Shell not ‘going soft’ on fossil fuel future, says Chief Executive

Shell may be spending billions of dollars on renewable energy and and electric cars, but the oil major is not straying far from its fossil fuel roots just yet.

The energy giant’s chief executive Ben Van Beurden (pictured) has warned the industry not to be swayed by the flurry of headlines marking Shell’s steps towards cleaner energy. “Even headlines that are true can be misleading,” he told delegates at a London conference.

“They might even make people think we have gone soft on the future of oil and gas. If they did think that, they would be wrong," he said. Speaking one day after the UN’s landmark climate report warned that more must be done to reduce greenhouse gas emissions, Mr Van Beurden said Shell still “means business” on oil and gas.

Shell plans to invest between $1bn to $2bn every year on building a foothold in the electricity sector by investing in renewable electricity, home energy supply and electric vehicle charging. But the investment pot is still dwarfed by its $25bn annual budget for Shell’s traditional activities exploring and producing oil and gas.
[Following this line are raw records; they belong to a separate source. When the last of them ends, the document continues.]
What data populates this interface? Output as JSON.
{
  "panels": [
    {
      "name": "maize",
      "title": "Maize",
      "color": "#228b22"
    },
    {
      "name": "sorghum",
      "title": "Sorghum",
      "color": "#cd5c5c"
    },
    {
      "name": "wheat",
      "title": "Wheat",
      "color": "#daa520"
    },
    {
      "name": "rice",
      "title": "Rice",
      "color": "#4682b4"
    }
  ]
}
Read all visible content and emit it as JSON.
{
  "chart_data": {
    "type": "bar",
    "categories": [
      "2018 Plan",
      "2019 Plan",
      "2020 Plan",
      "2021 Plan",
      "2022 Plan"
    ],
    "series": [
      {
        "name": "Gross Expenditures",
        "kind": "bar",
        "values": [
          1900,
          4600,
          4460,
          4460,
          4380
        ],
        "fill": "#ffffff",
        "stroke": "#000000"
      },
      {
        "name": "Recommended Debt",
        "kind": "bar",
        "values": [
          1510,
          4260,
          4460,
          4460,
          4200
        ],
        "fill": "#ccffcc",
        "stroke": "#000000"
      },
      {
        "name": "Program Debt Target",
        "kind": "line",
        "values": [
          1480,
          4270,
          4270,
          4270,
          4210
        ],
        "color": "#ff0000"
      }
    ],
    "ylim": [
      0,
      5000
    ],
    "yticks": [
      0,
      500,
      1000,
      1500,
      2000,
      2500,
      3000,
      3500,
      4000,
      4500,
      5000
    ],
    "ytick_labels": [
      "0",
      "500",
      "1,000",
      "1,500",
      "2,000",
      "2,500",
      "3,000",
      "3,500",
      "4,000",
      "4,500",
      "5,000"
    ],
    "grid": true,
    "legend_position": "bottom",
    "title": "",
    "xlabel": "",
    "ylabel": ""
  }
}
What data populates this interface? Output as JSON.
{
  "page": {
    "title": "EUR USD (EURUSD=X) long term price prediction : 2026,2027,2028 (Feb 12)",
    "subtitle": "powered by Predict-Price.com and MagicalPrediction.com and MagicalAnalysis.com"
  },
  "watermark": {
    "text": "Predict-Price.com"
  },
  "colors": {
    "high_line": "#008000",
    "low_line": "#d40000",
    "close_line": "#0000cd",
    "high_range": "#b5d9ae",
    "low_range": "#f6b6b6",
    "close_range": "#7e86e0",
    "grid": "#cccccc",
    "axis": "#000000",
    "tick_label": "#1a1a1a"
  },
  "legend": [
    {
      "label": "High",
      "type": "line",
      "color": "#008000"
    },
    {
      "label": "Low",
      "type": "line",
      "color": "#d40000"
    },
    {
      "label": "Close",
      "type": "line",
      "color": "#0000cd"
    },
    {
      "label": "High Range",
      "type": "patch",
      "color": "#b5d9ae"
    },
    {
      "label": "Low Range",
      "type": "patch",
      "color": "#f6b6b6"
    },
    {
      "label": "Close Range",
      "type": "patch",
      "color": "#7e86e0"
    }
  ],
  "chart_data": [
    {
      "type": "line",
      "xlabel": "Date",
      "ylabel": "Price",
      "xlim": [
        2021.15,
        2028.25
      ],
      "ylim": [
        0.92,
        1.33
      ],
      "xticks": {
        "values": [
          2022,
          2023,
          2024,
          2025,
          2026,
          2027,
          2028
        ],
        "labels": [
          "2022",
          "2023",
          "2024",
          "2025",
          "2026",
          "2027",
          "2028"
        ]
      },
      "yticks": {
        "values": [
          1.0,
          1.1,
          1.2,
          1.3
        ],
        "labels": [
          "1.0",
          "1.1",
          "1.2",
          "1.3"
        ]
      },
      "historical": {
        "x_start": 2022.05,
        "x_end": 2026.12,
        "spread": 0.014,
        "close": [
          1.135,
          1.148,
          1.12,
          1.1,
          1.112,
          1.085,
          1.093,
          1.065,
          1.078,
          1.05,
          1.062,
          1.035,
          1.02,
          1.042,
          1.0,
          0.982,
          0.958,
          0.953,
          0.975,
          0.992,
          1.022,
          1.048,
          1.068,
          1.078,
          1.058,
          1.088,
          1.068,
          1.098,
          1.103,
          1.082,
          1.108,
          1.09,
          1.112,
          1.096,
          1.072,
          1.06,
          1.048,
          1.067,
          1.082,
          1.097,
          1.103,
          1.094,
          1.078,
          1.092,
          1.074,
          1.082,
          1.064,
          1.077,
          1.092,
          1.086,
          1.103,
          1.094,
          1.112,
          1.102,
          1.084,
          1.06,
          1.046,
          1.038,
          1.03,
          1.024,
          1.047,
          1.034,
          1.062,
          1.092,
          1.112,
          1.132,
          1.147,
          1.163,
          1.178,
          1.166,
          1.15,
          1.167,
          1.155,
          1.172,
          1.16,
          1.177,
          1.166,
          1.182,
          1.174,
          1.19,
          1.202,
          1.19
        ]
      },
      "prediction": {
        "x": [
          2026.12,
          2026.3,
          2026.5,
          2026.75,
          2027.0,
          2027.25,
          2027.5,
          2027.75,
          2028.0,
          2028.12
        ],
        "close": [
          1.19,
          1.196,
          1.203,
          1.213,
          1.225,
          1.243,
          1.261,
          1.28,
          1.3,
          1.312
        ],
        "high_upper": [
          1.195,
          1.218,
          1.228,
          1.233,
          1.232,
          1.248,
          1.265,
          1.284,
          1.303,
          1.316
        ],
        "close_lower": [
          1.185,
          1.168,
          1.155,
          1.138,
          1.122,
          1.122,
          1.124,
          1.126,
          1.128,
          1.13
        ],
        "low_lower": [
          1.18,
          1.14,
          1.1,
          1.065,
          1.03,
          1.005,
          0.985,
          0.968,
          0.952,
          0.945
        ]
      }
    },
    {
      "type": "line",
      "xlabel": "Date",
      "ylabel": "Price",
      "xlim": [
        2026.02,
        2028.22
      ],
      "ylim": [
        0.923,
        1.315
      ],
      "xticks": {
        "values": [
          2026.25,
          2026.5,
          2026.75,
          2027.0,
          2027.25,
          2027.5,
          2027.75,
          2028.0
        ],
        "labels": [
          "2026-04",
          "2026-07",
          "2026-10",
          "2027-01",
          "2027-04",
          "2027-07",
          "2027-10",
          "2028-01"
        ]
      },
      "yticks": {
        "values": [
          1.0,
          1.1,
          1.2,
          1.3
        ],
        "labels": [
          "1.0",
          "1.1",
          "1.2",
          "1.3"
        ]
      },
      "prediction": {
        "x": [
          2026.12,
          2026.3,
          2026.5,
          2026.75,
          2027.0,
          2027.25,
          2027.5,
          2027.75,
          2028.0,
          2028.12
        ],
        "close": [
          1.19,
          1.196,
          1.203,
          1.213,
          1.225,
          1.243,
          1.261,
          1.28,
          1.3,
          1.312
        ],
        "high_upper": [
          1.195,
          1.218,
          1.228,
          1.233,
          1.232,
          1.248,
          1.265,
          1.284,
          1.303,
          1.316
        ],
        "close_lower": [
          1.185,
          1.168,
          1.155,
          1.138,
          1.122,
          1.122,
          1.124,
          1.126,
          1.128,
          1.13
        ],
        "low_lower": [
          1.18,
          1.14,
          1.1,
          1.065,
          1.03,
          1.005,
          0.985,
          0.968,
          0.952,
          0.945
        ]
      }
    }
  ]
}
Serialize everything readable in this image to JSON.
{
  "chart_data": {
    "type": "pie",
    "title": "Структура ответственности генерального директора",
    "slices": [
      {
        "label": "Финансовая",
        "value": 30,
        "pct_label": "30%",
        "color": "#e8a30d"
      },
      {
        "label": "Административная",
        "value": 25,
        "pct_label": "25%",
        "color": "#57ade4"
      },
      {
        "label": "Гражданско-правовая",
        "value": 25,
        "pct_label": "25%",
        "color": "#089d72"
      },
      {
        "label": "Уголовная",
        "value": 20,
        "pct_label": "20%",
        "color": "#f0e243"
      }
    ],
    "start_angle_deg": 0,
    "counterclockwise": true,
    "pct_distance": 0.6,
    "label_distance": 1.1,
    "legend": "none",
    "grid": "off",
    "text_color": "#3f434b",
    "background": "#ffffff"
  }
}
“Shell’s core business is, and will be for the foreseeable future, very much in oil and gas and particularly in natural gas. Oil is going to be needed by this world for a long time to come,” Mr Van Beurden said. Although Shell is already shifting its fossil fuel focus from oil towards gas, the FTSE 100 energy giant’s pace of change “will be linked to the pace of change in society”, he added.

“I believe it is right to be spending up to $2bn on areas like renewables, new fuels and supplying electricity because that is what our customers will want over the long term and Shell intends to stay with our customers over the long term,” he said. “But we also intend to stay with them right now, next year and for all the years to come until this long-term future becomes reality,” he added.

The oil giant has staked a multi-billion dollar bet on the growing demand for natural gas over the next decade, which shows that the group “means business when it comes to gas”. Its forecasts suggest that gas will be the single fastest growing energy sector due to strong demand from growing economies in Asia, where coal-fired power is taking a toll on air quality.

Shell has followed its £36bn acquisition of natural gas shipper BG Group with plans to invest $12bn in a long-awaited project to ship liquified natural gas (LNG) by super-chilled tankers from Canada to energy-hungry Asian buyers.

The $31bn (£24bn) LNG Canada deal is “compelling” because it low in cost to produce, close to quick shipping routes to the Far East and will result in power generation that is only half as carbon-rich as coal power. “You should look to LNG Canada to see that Shell means business in gas. We do,” said Mr Van Beurden.

“I do not expect this stance to make big news. No newspaper will run a story with this headline: ‘Oil and gas CEO has confidence in future of gas’. But nevertheless, it is true,” he said.